According to the Scriptures, the one thing we see about the devil is that he seeks to be raised up and exalted to the level of God. Whereas God tells Adam he will die if he eats of the tree of knowledge of good and evil, the serpent says the opposite to Eve. In the story of Job, Satan believes he can correctly see inside the heart of Job rather than God and accuses Job of being righteous only because of God’s blessings to him. When he tempts Jesus to give him authority over the world, he asks for Jesus to worship him. Jesus says he saw Satan falling from heaven and refers to him as the ruler of the world that is being driven out.
How did Satan accomplish his kingdom built on insecure foundations? By misleading truths. Certainly, Adam and Eve did not die right when they ate of the tree, but they sealed their fate for death. Certainly, Job had blessed God because of his blessings, but that was not everything that determined Job’s faithfulness to God. Certainly, Satan had an authority over the world that he could have given to Jesus, but it was kingdom that had feet of clay. Satan’s attempts at empire are built upon misleading truths: things that are true when one looks at the surface of it, but when one looks closer, the implications one might derive from these truths are false in a particularly egregious way: they fundamentally cut against God’s purposes and people’s relationship with God. Misleading truths build an empire by trying to build on a foundation other than that laid by God.
It is important to remember, however, that there are many partial, incomplete truths that can sometimes make us believe false things. Job’s sufferings made him believe some things about God that were not entirely accurate, but he did not deny and curse God. Many Protestant theologies profess beliefs such as sola fide that lead people to the conclusion that we only need a forensic righteousness from Christ through our faith rather than also an emerging, actual righteousness through Christ and the Spirit that comes through our sanctification (on this, see the blog post of Timothy Tennent, president of Asbury Theological Seminary, here). In the midst of personal sufferings through some difficult circumstances, I felt as if God had become absent when in fact God was holding back His protection so that I could come to understand some deeper truths through suffering. Not all truths that lead us to believe something false are misleading truths; one might say they mislead us at a cognitive, propositional level, but they do not mislead us in in what is most critical in regards to our faith, service, and love directed towards God, which is the ultimate grounds by which we come to have our errors corrected and reliably know truths about God. We can call such truths incomplete truths, as they allow our imaginations to draw wrong conclusions, but they don’t *fundamentally* mislead us.

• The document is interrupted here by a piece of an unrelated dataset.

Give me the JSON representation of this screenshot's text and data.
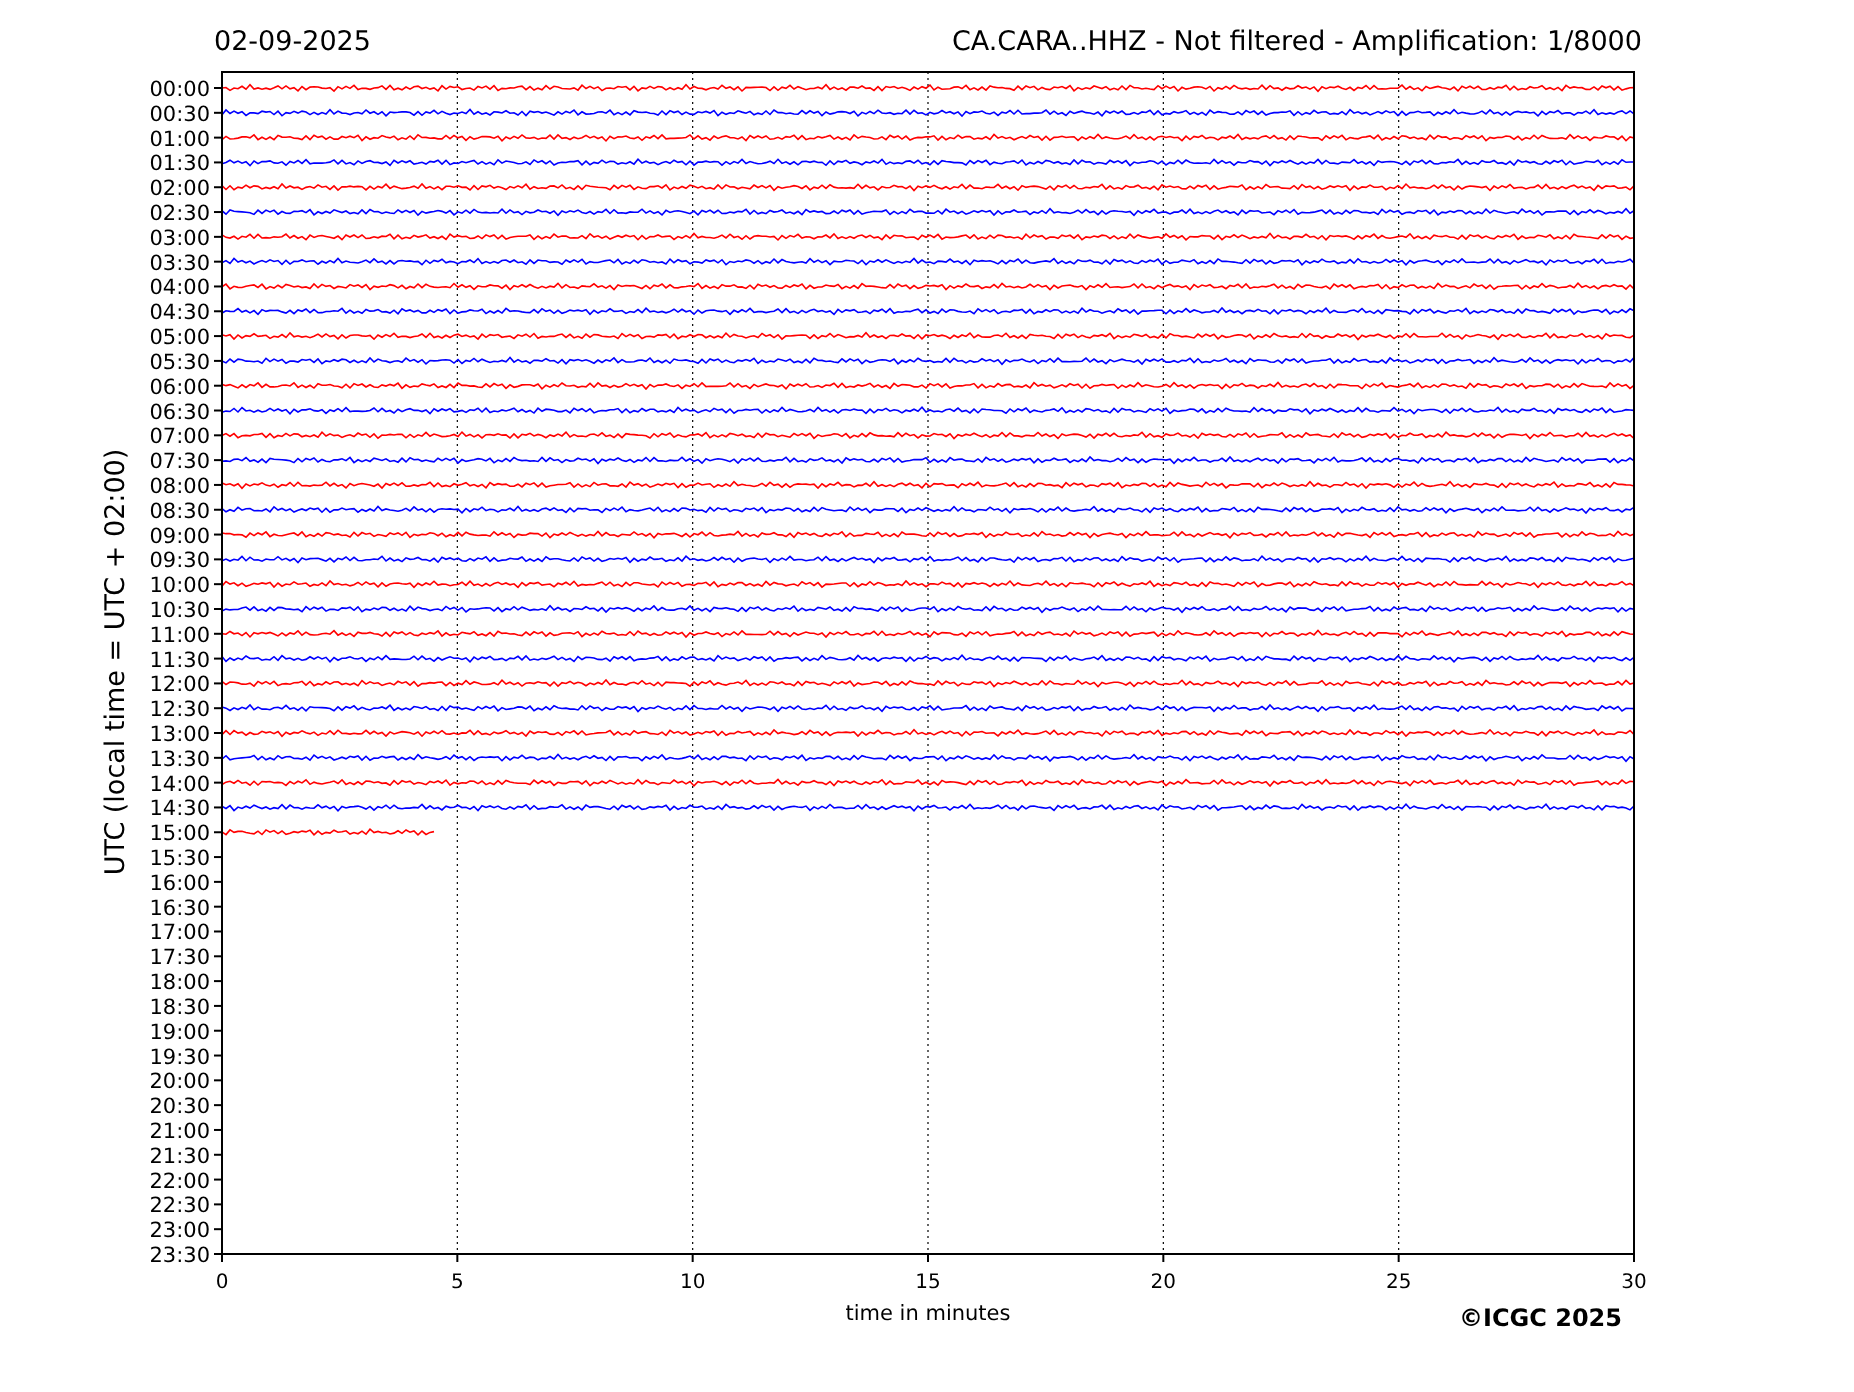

We can come to understand that misleading truths are incomplete truths that are paired with temptation, such that the temptation provides a further sense of truth by association with and extended from the incomplete truth. In other words, misleading truths are the fusion of incomplete truths at a cognitive level with temptation at the level of motivations, where our motivations allow us to fill in the gaps with something that would set us in opposition to God.
As a consequence, it is our desires, not simply our less emotive form of cognitions, that merit the greatest attention and concern within the Church. Certainly, what we believe is important, but it isn’t until our hearts as the center of motivations are open to the truth that we can grow to know truth reliably. However, this concern for motivations need not be in a sense of harsh judgment towards those who have the wrong desires, but a patient, teaching spirit that is directed towards helping people to not see the world simply through the lens of what they most immediately want or desire, but fostering an independence of our sense of truth from our desires. While we can never entirely extricate the two from each other, because it is what we desire, including our desires to be safe from our fears, that determines what it is we will seek to learn and understand, we can teach the disconnection between truth and the imagination of our achievement of our desires or of our lack of achievement of them. It is here, at the level of imagination of the way things will be, that our sense of truth becomes constrained and we are vulnerable to being mislead, as our desires make us tempted to think we know the future and resistant to receiving the future as it arrives.
Is it any wonder that James 4.1-10 connects avoiding the pleasures of the world with resisting the devil in the same discourse? The devil misleads us because our desires make us vulnerable to the incomplete truths that allow us to legitimize the pursuit of whatever it is we want without concern for its goodness. A heart full of passion for what we desire makes us vulnerable and susceptible to turning incomplete truths into misleading truths.